À la fin de l’année 1645, il y avait vingt-cinq seigneuries concédées en Canada. C’était, au sud du fleuve, Lauzon, Sainte-Croix, Godefroy et la Citière ; dans le fleuve, les îles aux Oies, Orléans, Montréal et Jésus ; au nord, Beaupré, Beauport, Notre-Dame des Anges, l’Espinay, banlieue de Québec, Sainte-Foye, Sillery, Port-Neuf, Chavigny, Grondines, Batiscan, l’Arbre-à-la-Croix, Saint-Louis des Trois-Rivières, Dautray et Saint-Sulpice. Il ne paraît pas y avoir eu d’habitants au sud du fleuve. Les îles aux Oies, Orléans et Montréal avaient des commencements d’habitations. Au nord, les colons étaient concentrés depuis le cap Tourmente jusqu’à Chavigny ou Deschambault ; il y avait un petit poste naissant à l’Arbre-à-la-Croix, dans la seigneurie actuelle du cap de la Madeleine ; aux Trois-Rivières, quatorze ou quinze ménages possédant des terres particulières. C’était bien peu de chose pour une colonie commencée depuis près de quarante ans, et que l’autorité royale avait placée depuis dix-sept ans entre les mains d’une société puissante, soumise à l’obligation d’établir le pays. La compagnie de la Nouvelle-France, qui s’était obligée à fournir quatre mille colons durant cet espace de temps, n’en avait envoyé qu’un peu plus d’une centaine, et encore faut-il tenir compte, sur ce nombre, de ceux qui avaient suivi MM. Giffard, Le Gardeur, Le Neuf, Chavigny, Bourdon et les pères jésuites, ce qui réduit l’influence de la grande compagnie à un recrutement de cinquante colons, en lui faisant la part très belle.

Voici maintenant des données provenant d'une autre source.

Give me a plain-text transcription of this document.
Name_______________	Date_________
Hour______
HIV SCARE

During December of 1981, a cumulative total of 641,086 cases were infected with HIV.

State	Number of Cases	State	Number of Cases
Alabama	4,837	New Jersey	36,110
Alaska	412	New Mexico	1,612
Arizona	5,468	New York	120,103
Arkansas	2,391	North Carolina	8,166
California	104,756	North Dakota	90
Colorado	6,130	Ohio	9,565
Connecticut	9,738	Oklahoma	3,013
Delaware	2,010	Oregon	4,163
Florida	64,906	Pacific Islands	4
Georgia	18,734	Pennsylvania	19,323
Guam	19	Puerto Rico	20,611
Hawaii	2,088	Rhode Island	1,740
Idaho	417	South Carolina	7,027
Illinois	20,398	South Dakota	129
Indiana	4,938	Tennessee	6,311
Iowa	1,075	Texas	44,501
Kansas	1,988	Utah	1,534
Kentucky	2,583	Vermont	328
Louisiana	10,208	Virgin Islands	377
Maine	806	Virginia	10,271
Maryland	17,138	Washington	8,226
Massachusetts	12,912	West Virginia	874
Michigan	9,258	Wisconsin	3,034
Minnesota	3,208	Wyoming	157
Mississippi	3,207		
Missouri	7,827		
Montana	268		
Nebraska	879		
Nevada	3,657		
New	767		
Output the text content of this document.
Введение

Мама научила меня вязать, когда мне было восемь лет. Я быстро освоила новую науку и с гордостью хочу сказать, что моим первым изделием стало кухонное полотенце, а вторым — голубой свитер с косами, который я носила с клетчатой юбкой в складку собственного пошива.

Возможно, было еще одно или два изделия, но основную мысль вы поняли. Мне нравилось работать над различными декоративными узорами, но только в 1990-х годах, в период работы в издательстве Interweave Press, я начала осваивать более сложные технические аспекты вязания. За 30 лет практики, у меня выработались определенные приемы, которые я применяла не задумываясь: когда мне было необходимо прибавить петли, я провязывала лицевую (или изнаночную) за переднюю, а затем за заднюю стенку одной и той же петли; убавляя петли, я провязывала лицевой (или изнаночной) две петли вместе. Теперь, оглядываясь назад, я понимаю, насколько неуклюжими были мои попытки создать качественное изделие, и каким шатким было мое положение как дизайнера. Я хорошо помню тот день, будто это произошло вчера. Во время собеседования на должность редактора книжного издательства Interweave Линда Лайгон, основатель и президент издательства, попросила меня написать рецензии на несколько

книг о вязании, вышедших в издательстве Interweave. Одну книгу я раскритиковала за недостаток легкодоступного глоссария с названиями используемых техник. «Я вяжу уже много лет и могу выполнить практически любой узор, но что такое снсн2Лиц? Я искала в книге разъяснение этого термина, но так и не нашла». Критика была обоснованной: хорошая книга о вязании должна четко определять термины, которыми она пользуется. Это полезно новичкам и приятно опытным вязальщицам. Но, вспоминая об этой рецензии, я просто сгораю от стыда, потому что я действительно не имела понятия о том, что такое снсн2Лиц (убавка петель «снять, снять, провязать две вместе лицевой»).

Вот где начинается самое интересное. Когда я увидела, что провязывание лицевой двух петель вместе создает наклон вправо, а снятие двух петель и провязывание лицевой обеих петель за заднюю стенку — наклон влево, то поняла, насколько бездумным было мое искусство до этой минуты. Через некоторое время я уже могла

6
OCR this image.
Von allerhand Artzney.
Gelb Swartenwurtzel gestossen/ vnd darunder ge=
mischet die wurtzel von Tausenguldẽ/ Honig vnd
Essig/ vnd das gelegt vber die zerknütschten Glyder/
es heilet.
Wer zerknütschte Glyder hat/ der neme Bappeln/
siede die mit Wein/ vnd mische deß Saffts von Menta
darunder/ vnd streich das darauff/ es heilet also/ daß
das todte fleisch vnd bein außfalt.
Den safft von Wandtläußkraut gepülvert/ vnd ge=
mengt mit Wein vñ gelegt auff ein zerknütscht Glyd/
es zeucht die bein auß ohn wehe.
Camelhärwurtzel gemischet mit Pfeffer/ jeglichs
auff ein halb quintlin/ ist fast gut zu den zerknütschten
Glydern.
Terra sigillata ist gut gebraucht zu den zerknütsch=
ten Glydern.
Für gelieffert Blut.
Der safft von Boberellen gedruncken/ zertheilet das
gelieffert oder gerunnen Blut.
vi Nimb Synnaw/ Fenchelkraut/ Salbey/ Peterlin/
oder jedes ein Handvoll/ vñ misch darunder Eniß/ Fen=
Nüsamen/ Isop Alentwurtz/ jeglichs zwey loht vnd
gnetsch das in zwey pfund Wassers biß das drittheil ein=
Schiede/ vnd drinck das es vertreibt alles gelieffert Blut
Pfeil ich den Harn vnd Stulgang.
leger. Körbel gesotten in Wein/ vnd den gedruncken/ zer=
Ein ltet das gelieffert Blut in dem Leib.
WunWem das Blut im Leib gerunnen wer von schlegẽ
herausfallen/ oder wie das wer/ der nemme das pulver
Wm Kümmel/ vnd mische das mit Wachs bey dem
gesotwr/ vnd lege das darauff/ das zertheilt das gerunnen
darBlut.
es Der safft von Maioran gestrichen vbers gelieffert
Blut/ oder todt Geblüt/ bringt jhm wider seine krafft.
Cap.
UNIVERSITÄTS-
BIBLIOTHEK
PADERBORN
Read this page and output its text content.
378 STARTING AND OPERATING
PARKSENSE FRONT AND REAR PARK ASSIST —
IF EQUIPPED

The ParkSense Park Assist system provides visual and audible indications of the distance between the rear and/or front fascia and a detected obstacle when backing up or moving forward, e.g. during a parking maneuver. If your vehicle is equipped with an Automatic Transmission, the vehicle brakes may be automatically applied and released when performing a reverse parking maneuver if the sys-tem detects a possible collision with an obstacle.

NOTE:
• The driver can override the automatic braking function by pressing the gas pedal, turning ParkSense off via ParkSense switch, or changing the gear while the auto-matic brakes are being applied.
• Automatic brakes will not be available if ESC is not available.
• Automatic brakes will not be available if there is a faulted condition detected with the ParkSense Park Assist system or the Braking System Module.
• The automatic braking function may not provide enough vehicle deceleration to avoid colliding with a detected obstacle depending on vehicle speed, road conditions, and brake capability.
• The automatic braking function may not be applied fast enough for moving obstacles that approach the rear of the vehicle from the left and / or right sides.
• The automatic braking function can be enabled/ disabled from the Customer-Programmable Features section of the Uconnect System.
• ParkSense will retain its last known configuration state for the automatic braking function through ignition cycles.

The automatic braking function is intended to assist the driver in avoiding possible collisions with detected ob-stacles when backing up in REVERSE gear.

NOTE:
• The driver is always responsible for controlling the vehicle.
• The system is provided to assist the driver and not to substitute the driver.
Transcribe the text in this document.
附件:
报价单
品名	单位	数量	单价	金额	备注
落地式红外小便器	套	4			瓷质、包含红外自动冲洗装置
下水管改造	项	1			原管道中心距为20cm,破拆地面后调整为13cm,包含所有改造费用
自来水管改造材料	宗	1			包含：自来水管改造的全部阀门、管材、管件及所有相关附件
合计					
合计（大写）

Dans ces circonstances défavorables, une seule chose sauva le Canada : l’organisation seigneuriale. Les concessionnaires des grands terrains agissaient par eux-mêmes, dans leur intérêt propre, et fondaient des paroisses destinées à se maintenir par leurs seules ressources. Ce principe était tellement vivace que plus tard, aux jours féconds de Colbert, l’organisation seigneuriale fut encore la planche de salut de la colonie. Ces Canadiens, qui avaient adopté le nouveau pays et qui le servaient de tout leur cœur et de toutes leurs forces, devinrent le pivot sur lequel tournèrent les événements.

La seigneurie, telle que nous l’entendons, c’est la paroisse, et l’idée de la paroisse, c’est l’état municipal. Toute l’administration du pays devait entrer dans ce moule ; malheureusement, les gouverneurs recevaient de Paris des instructions qui gênaient le libre développement de ces justes instincts. Il y eut mécontentement, c’était légitime, mais presque point de lutte à cause du pouvoir centralisateur et absolu que possédait alors la royauté. L’habitant, à qui on refusait une voix dans les conseils de la colonie, se replia sur lui-même, entretint sa vigueur en embrassant la terre, et se trouva assez fort, à l’heure de la conquête, pour conserver le pays dont on n’avait pas voulu lui confier les intérêts.

L’œil de l’historien s’arrête avec plaisir sur ces premiers efforts des Canadiens pour créer une patrie à leurs enfants, et doubler la valeur du sentiment français dans le monde.